The Impact of Sanctions on the Market

Over the last three years, more than 900 tankers have been involved in transporting Russian oil. However, sanctions have significantly disrupted the market, causing the cost of vessel chartering and insurance to surge by 40-50%. Furthermore, over 79 sanctioned vessels ceased participating in Russian oil shipments in 2025. As a result, buyers are now demanding unprecedented discounts from Russia, exceeding 25% off the price of benchmark Brent crude.

By the end of December, the average shipping cost for Russia's Urals crude from Primorsk to India's west coast had surpassed $60 per ton. For comparison, the transportation cost for Russian oil was just $25 per ton a year earlier.

Oleh Luhovskyi noted that sanctions are driving up exporters' operational costs, which will likely influence the future development of the Russian oil market.
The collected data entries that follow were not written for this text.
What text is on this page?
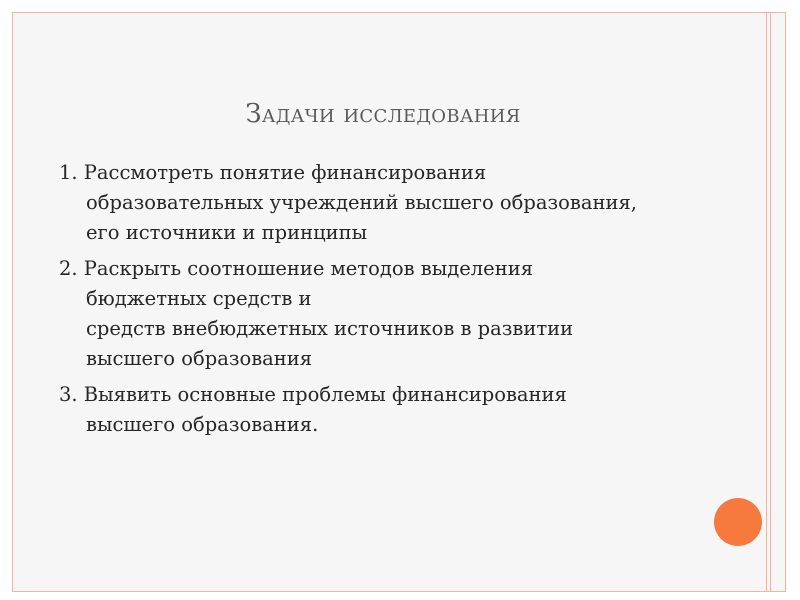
Задачи исследования
1. Рассмотреть понятие финансирования
образовательных учреждений высшего образования,
его источники и принципы
2. Раскрыть соотношение методов выделения
бюджетных средств и
средств внебюджетных источников в развитии
высшего образования
3. Выявить основные проблемы финансирования
высшего образования.
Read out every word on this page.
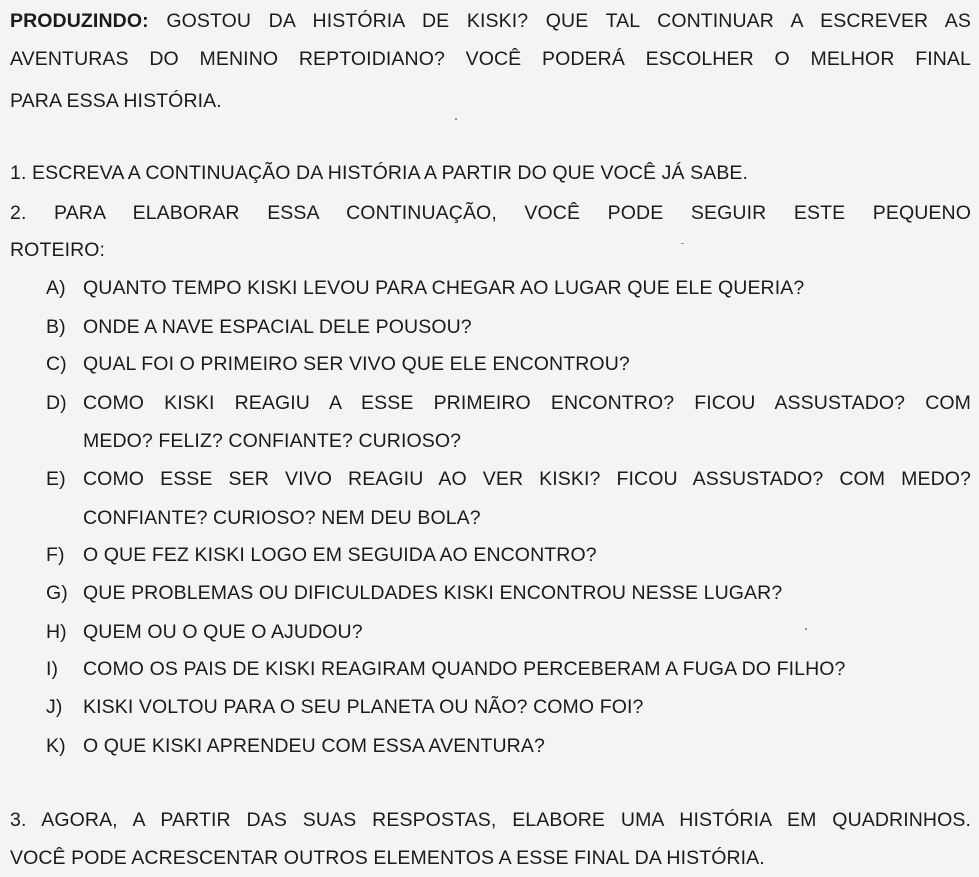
PRODUZINDO: GOSTOU DA HISTÓRIA DE KISKI? QUE TAL CONTINUAR A ESCREVER AS
AVENTURAS DO MENINO REPTOIDIANO? VOCÊ PODERÁ ESCOLHER O MELHOR FINAL
PARA ESSA HISTÓRIA.
1. ESCREVA A CONTINUAÇÃO DA HISTÓRIA A PARTIR DO QUE VOCÊ JÁ SABE.
2. PARA ELABORAR ESSA CONTINUAÇÃO, VOCÊ PODE SEGUIR ESTE PEQUENO
ROTEIRO:
A) QUANTO TEMPO KISKI LEVOU PARA CHEGAR AO LUGAR QUE ELE QUERIA?
B) ONDE A NAVE ESPACIAL DELE POUSOU?
C) QUAL FOI O PRIMEIRO SER VIVO QUE ELE ENCONTROU?
D) COMO KISKI REAGIU A ESSE PRIMEIRO ENCONTRO? FICOU ASSUSTADO? COM
MEDO? FELIZ? CONFIANTE? CURIOSO?
E) COMO ESSE SER VIVO REAGIU AO VER KISKI? FICOU ASSUSTADO? COM MEDO?
CONFIANTE? CURIOSO? NEM DEU BOLA?
F) O QUE FEZ KISKI LOGO EM SEGUIDA AO ENCONTRO?
G) QUE PROBLEMAS OU DIFICULDADES KISKI ENCONTROU NESSE LUGAR?
H) QUEM OU O QUE O AJUDOU?
I) COMO OS PAIS DE KISKI REAGIRAM QUANDO PERCEBERAM A FUGA DO FILHO?
J) KISKI VOLTOU PARA O SEU PLANETA OU NÃO? COMO FOI?
K) O QUE KISKI APRENDEU COM ESSA AVENTURA?
3. AGORA, A PARTIR DAS SUAS RESPOSTAS, ELABORE UMA HISTÓRIA EM QUADRINHOS.
VOCÊ PODE ACRESCENTAR OUTROS ELEMENTOS A ESSE FINAL DA HISTÓRIA.
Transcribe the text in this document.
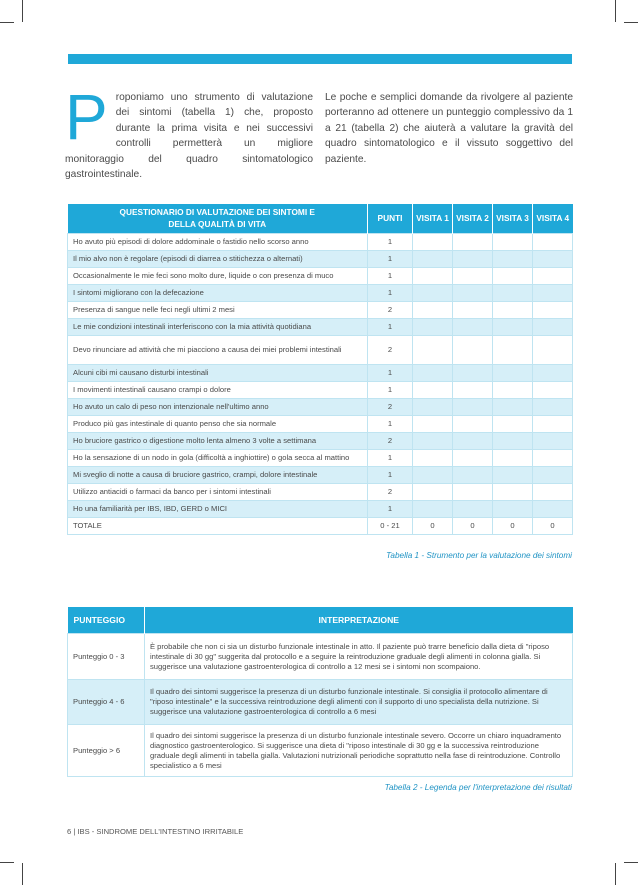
P roponiamo uno strumento di valutazione dei sintomi (tabella 1) che, proposto durante la prima visita e nei successivi controlli permetterà un migliore monitoraggio del quadro sintomatologico gastrointestinale.
Le poche e semplici domande da rivolgere al paziente porteranno ad ottenere un punteggio complessivo da 1 a 21 (tabella 2) che aiuterà a valutare la gravità del quadro sintomatologico e il vissuto soggettivo del paziente.
QUESTIONARIO DI VALUTAZIONE DEI SINTOMI E DELLA QUALITÀ DI VITA	PUNTI	VISITA 1	VISITA 2	VISITA 3	VISITA 4
Ho avuto più episodi di dolore addominale o fastidio nello scorso anno	1				
Il mio alvo non è regolare (episodi di diarrea o stitichezza o alternati)	1				
Occasionalmente le mie feci sono molto dure, liquide o con presenza di muco	1				
I sintomi migliorano con la defecazione	1				
Presenza di sangue nelle feci negli ultimi 2 mesi	2				
Le mie condizioni intestinali interferiscono con la mia attività quotidiana	1				
Devo rinunciare ad attività che mi piacciono a causa dei miei problemi intestinali	2				
Alcuni cibi mi causano disturbi intestinali	1				
I movimenti intestinali causano crampi o dolore	1				
Ho avuto un calo di peso non intenzionale nell'ultimo anno	2				
Produco più gas intestinale di quanto penso che sia normale	1				
Ho bruciore gastrico o digestione molto lenta almeno 3 volte a settimana	2				
Ho la sensazione di un nodo in gola (difficoltà a inghiottire) o gola secca al mattino	1				
Mi sveglio di notte a causa di bruciore gastrico, crampi, dolore intestinale	1				
Utilizzo antiacidi o farmaci da banco per i sintomi intestinali	2				
Ho una familiarità per IBS, IBD, GERD o MICI	1				
TOTALE	0 - 21	0	0	0	0
Tabella 1 - Strumento per la valutazione dei sintomi
PUNTEGGIO	INTERPRETAZIONE
Punteggio 0 - 3	È probabile che non ci sia un disturbo funzionale intestinale in atto. Il paziente può trarre beneficio dalla dieta di "riposo intestinale di 30 gg" suggerita dal protocollo e a seguire la reintroduzione graduale degli alimenti in colonna gialla. Si suggerisce una valutazione gastroenterologica di controllo a 12 mesi se i sintomi non scompaiono.
Punteggio 4 - 6	Il quadro dei sintomi suggerisce la presenza di un disturbo funzionale intestinale. Si consiglia il protocollo alimentare di "riposo intestinale" e la successiva reintroduzione degli alimenti con il supporto di uno specialista della nutrizione. Si suggerisce una valutazione gastroenterologica di controllo a 6 mesi
Punteggio > 6	Il quadro dei sintomi suggerisce la presenza di un disturbo funzionale intestinale severo. Occorre un chiaro inquadramento diagnostico gastroenterologico. Si suggerisce una dieta di "riposo intestinale di 30 gg e la successiva reintroduzione graduale degli alimenti in tabella gialla. Valutazioni nutrizionali periodiche soprattutto nella fase di reintroduzione. Controllo specialistico a 6 mesi
Tabella 2 - Legenda per l'interpretazione dei risultati
6 | IBS - SINDROME DELL'INTESTINO IRRITABILE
The rising transportation expenses and buyer demands for deep discounts indicate that the market for Russian oil continues to face significant pressure from international sanctions. This could impact Russia's export revenues and potentially lead to shifts in supply geography, as purchasing nations may seek alternative sources if costs climb further. Simultaneously, restrictions on vessels and heightened costs may contribute to a reduction in export volumes in the future.